In a way, if I had to sum up the big lesson he taught me, it would be something like Steve Jobs’s Stay hungry, stay foolish. And keep an open mind, always.
My dad was my superhero. Since my relocation in Spain more than 12 years ago, we only spent about a month and a half together every year, but even with the physical distance between us, I always felt protected, if you know what I mean. I always felt I could reach out for advice, or just for joking and laughing at the same jokes. He was my superhero, and now he’s gone, and I can’t believe it. You know when they say that a part of you dies, too? It’s true. When they say you’re never ready for this kind of loss? It’s true.
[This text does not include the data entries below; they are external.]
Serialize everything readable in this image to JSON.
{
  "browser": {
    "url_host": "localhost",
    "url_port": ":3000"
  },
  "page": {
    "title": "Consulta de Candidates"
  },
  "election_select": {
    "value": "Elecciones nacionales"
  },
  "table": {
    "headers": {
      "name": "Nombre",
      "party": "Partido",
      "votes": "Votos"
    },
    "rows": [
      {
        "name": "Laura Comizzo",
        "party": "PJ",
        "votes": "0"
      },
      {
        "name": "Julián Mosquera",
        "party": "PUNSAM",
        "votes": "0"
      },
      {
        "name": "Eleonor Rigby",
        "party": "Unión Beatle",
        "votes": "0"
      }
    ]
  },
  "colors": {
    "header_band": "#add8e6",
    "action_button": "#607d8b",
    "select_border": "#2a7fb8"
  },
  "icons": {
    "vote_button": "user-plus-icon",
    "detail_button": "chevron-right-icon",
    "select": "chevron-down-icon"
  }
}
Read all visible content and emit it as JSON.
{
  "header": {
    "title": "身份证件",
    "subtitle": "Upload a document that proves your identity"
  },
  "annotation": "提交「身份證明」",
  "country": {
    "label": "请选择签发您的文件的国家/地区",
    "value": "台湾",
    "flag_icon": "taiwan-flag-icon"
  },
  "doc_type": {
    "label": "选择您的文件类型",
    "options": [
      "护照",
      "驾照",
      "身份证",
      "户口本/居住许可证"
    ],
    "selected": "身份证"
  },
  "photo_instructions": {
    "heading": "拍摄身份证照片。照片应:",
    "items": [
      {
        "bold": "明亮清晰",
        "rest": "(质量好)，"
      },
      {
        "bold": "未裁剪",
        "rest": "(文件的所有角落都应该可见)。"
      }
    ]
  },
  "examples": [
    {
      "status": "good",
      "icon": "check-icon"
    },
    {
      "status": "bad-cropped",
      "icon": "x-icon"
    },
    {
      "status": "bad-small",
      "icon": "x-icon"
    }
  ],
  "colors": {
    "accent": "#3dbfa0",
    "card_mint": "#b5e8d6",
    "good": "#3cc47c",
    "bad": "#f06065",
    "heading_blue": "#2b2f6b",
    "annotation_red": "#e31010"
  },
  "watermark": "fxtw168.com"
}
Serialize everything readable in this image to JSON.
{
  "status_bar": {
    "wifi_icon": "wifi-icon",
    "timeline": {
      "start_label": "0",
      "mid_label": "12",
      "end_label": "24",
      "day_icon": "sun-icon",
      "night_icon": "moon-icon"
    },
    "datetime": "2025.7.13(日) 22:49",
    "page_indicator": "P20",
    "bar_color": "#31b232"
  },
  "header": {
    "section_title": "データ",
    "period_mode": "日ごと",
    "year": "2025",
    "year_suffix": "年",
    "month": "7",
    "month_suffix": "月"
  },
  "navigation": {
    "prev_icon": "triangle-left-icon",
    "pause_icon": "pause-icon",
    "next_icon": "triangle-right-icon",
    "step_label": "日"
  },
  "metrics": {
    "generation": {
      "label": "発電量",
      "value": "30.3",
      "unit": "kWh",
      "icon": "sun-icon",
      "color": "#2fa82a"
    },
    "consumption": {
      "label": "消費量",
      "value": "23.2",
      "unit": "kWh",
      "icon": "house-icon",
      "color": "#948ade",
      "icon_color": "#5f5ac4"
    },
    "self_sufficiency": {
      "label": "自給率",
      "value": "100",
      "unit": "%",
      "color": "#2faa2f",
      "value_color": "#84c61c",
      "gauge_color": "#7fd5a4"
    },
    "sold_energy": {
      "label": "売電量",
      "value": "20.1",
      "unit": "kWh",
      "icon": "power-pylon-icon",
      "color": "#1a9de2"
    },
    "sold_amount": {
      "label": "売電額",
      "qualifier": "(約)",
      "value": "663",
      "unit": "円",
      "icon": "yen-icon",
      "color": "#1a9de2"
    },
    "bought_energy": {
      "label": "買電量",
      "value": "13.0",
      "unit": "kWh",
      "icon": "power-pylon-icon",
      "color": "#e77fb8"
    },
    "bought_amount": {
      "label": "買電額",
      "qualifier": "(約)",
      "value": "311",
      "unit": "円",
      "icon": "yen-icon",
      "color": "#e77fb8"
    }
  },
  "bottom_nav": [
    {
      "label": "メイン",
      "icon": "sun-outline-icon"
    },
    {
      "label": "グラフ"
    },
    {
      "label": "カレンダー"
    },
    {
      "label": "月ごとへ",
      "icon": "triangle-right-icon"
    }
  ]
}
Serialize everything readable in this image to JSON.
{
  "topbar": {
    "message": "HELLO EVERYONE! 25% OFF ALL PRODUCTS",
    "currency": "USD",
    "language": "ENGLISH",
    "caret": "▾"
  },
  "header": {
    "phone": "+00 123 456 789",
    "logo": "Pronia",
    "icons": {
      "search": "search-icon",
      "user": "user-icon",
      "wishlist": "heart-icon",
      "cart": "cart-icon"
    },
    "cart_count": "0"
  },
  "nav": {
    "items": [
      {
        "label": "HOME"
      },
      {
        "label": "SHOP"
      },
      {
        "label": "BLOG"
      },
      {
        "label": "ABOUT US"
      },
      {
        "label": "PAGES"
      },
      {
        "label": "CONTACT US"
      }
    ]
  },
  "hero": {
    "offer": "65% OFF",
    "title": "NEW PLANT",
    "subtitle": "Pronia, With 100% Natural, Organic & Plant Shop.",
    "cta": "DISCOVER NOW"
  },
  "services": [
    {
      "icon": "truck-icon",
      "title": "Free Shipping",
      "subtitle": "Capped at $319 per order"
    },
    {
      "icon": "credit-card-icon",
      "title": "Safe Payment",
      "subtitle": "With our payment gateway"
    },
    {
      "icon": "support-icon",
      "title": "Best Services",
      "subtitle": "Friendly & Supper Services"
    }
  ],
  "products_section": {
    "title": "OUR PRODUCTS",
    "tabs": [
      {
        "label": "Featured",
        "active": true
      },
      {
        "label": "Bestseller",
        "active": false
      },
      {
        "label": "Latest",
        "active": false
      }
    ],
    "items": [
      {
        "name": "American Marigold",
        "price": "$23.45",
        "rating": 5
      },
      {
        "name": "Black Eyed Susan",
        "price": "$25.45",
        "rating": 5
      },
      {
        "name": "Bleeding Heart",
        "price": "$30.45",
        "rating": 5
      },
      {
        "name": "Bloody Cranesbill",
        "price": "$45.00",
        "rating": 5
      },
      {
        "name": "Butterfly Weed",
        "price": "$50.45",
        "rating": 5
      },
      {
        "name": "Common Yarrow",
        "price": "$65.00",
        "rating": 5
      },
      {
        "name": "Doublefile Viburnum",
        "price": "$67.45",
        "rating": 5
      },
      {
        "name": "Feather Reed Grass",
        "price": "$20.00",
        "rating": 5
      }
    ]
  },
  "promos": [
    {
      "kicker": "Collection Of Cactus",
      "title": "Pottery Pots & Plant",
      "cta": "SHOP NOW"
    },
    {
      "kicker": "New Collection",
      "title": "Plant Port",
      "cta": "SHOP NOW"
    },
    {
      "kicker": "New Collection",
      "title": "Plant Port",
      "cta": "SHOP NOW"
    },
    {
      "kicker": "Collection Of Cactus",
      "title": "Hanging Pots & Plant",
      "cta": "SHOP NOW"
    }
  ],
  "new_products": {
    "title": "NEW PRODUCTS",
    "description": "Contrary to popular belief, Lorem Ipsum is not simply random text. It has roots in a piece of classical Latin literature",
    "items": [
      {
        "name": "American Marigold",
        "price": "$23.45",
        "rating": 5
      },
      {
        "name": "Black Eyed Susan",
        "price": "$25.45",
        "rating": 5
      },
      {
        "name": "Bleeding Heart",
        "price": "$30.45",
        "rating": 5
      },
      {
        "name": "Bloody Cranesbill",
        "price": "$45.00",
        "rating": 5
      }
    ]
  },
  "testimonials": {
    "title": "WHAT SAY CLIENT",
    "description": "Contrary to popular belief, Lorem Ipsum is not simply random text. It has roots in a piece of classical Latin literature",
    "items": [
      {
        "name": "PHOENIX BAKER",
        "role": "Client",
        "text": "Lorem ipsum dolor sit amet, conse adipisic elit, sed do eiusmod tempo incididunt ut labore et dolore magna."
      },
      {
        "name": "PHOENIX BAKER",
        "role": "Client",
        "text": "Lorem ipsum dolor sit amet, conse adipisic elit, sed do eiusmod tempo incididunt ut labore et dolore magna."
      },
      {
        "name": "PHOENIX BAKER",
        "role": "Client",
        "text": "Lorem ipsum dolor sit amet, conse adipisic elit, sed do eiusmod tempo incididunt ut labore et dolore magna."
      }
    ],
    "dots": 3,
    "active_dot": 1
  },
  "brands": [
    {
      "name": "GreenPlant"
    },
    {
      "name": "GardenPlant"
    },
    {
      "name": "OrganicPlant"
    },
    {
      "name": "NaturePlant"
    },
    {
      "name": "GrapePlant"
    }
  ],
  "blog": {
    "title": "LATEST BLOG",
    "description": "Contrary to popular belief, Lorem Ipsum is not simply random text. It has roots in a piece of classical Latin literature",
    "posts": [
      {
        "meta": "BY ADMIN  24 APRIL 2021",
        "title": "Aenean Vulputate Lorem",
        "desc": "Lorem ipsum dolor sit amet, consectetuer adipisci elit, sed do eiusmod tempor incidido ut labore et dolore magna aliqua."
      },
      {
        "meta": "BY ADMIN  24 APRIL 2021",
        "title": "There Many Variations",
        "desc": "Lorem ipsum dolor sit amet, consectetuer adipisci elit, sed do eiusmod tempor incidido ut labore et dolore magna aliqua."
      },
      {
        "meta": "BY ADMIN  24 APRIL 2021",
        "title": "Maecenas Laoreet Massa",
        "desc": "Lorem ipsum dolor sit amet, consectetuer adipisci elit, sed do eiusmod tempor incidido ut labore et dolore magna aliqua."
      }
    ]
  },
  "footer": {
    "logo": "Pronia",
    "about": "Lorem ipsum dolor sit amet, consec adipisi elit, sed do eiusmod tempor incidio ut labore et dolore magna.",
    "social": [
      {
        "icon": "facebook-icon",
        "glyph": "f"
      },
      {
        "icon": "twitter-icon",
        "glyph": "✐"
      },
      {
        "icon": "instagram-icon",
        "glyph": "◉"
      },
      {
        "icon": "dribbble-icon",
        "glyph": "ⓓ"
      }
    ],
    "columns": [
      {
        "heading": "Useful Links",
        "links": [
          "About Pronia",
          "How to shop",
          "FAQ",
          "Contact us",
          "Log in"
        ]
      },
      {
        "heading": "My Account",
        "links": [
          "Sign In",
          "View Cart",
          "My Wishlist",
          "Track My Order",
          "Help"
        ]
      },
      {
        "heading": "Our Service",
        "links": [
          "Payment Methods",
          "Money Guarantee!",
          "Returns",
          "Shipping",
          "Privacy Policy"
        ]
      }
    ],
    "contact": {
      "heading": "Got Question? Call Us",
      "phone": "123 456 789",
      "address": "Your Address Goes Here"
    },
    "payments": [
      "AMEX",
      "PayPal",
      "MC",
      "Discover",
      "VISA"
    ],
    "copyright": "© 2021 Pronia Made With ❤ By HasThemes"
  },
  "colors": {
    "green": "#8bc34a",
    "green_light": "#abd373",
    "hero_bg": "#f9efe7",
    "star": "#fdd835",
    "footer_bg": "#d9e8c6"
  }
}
Even when you imagine how much it might hurt, when it really happens it hurts at least a hundred times more.
My dad is nowhere and everywhere at the same time. Every time I come across a photo of him, I bleed tears. It’s excruciating.
I’ll always miss him. Always love him. I hope there’s an afterlife, because he definitely deserves one.
Apologies for the lack of recent updates here. Lately I haven’t really felt like talking about technology, or other topics that usually interest me; now you know why.